Bloomberg News

Facebook Asks Dismissal of ‘Fraudulent’ Ownership Claim

March 26, 2012

Facebook Inc. in Palo Alto. Photographer: Noah Berger/Bloomberg

Facebook Inc. in Palo Alto. Photographer: Noah Berger/Bloomberg

Facebook Inc. (FB), the world’s biggest social network, asked a judge to dismiss Paul Ceglia’s ownership claim, calling it a fraud on the court.

Ceglia, a western New York man, claims that a 2003 contract with Facebook’s co-founder, Mark Zuckerberg, gave him half the company when it was started the following year. Ceglia says he is now entitled to half of Zuckerberg’s holdings.
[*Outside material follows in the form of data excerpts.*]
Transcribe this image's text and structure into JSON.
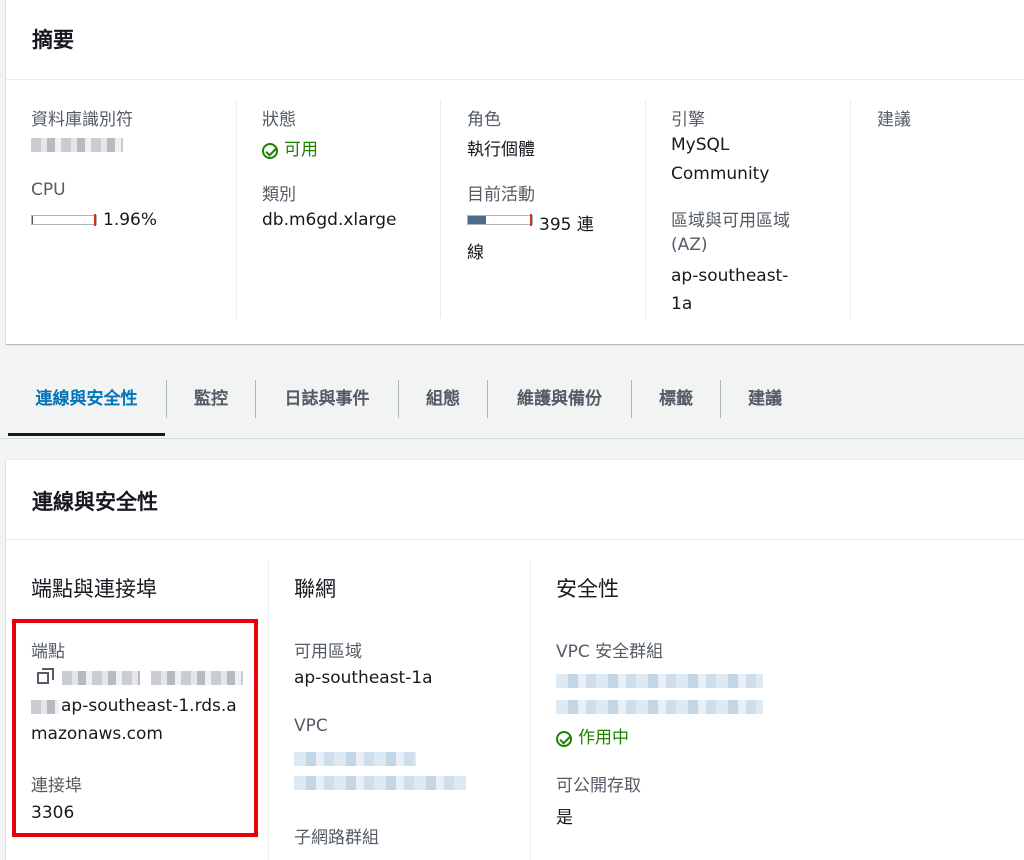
{
  "summary": {
    "title": "摘要",
    "db_identifier_label": "資料庫識別符",
    "cpu_label": "CPU",
    "cpu_value": "1.96%",
    "cpu_fraction": 0.0196,
    "status_label": "狀態",
    "status_value": "可用",
    "class_label": "類別",
    "class_value": "db.m6gd.xlarge",
    "role_label": "角色",
    "role_value": "執行個體",
    "activity_label": "目前活動",
    "activity_value": "395 連",
    "activity_value_wrap": "線",
    "engine_label": "引擎",
    "engine_value_line1": "MySQL",
    "engine_value_line2": "Community",
    "region_label_line1": "區域與可用區域",
    "region_label_line2": "(AZ)",
    "region_value_line1": "ap-southeast-",
    "region_value_line2": "1a",
    "recommend_label": "建議"
  },
  "tabs": [
    {
      "label": "連線與安全性",
      "active": true
    },
    {
      "label": "監控"
    },
    {
      "label": "日誌與事件"
    },
    {
      "label": "組態"
    },
    {
      "label": "維護與備份"
    },
    {
      "label": "標籤"
    },
    {
      "label": "建議"
    }
  ],
  "connectivity": {
    "title": "連線與安全性",
    "endpoint_section_title": "端點與連接埠",
    "endpoint_label": "端點",
    "endpoint_value_line2": "ap-southeast-1.rds.a",
    "endpoint_value_line3": "mazonaws.com",
    "port_label": "連接埠",
    "port_value": "3306",
    "network_section_title": "聯網",
    "az_label": "可用區域",
    "az_value": "ap-southeast-1a",
    "vpc_label": "VPC",
    "subnet_group_label": "子網路群組",
    "security_section_title": "安全性",
    "vpc_sg_label": "VPC 安全群組",
    "sg_status": "作用中",
    "public_access_label": "可公開存取",
    "public_access_value": "是"
  },
  "colors": {
    "accent": "#0073bb",
    "status_green": "#1d8102",
    "highlight_red": "#e6020c",
    "activity_fill": "#4a6b8a"
  },
  "activity_fraction": 0.28
}
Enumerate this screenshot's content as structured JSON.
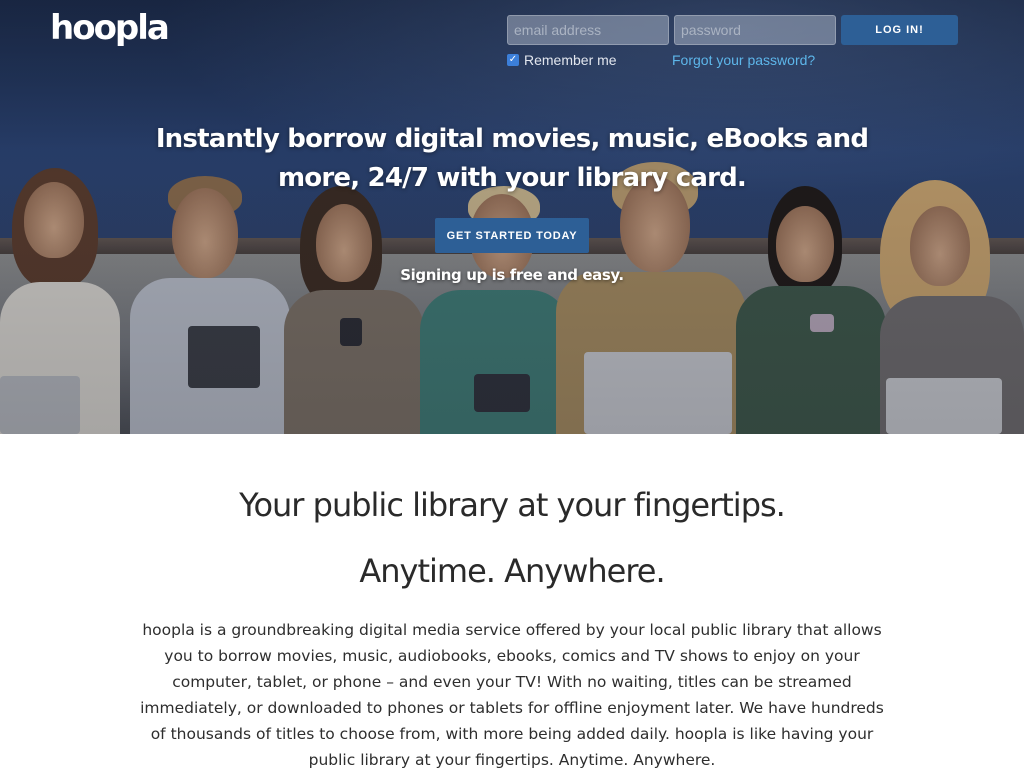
{
  "header": {
    "logo_text": "hoopla",
    "login": {
      "email_placeholder": "email address",
      "password_placeholder": "password",
      "button_label": "LOG IN!",
      "remember_label": "Remember me",
      "remember_checked": true,
      "forgot_label": "Forgot your password?"
    }
  },
  "hero": {
    "headline": "Instantly borrow digital movies, music, eBooks and more, 24/7 with your library card.",
    "cta_label": "GET STARTED TODAY",
    "cta_subtext": "Signing up is free and easy."
  },
  "content": {
    "title_1": "Your public library at your fingertips.",
    "title_2": "Anytime. Anywhere.",
    "description": "hoopla is a groundbreaking digital media service offered by your local public library that allows you to borrow movies, music, audiobooks, ebooks, comics and TV shows to enjoy on your computer, tablet, or phone – and even your TV! With no waiting, titles can be streamed immediately, or downloaded to phones or tablets for offline enjoyment later. We have hundreds of thousands of titles to choose from, with more being added daily. hoopla is like having your public library at your fingertips. Anytime. Anywhere."
  },
  "colors": {
    "primary_button": "#2d5f96",
    "link": "#5db6ea",
    "checkbox": "#3c7fd9"
  }
}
Facebook, based in Menlo Park, California, accuses Ceglia of forging the contract and creating phony e-mails to support his claim. In papers in federal court in Buffalo, New York, the company today asked to have the case thrown out.
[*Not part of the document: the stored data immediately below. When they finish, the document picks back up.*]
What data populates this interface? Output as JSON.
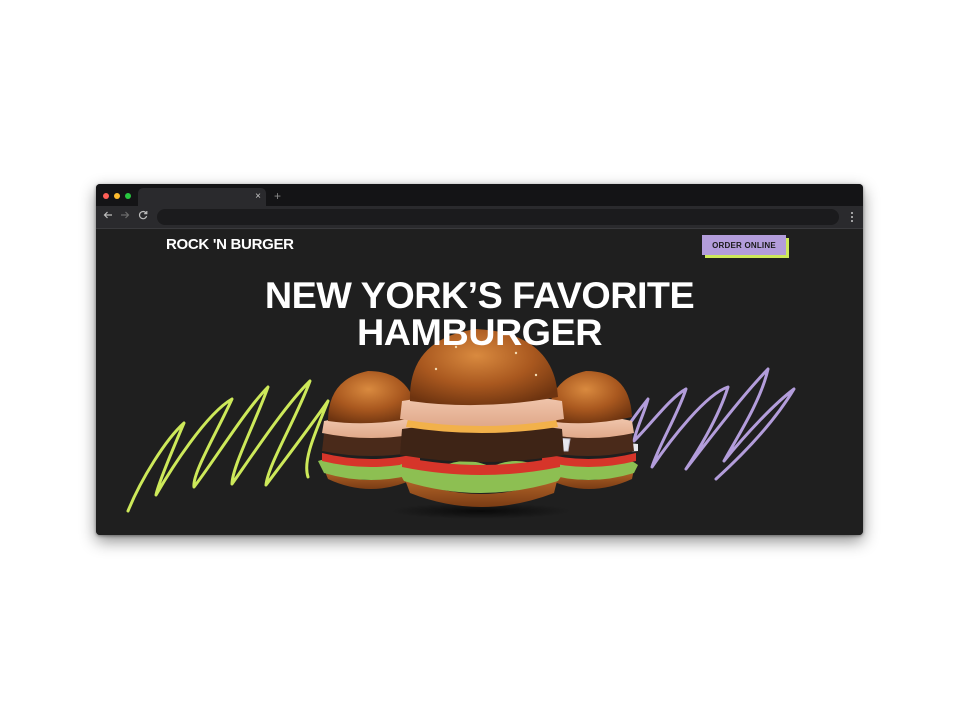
{
  "browser": {
    "tab_close": "×",
    "new_tab": "+",
    "back_icon": "arrow-left-icon",
    "forward_icon": "arrow-right-icon",
    "reload_icon": "reload-icon",
    "menu_icon": "kebab-menu-icon"
  },
  "site": {
    "logo": "ROCK 'N BURGER",
    "order_button": "ORDER ONLINE",
    "headline_line1": "NEW YORK’S FAVORITE",
    "headline_line2": "HAMBURGER"
  },
  "hero": {
    "image": "three-burgers-image",
    "scribble_left_color": "#cde95a",
    "scribble_right_color": "#b39ddb",
    "background": "#1f1f1f"
  },
  "colors": {
    "accent_purple": "#b39ddb",
    "accent_lime": "#cde95a"
  }
}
Facebook filed documents with the U.S. Securities and Exchange Commission last month to raise $5 billion in an initial public offering. It’s worth an estimated $93.6 billion, according to SharesPost.com, which tracks nonpublic companies.

The case is Ceglia v. Zuckerberg, 1:10-cv-00569, U.S. District Court, Western District of New York (Buffalo).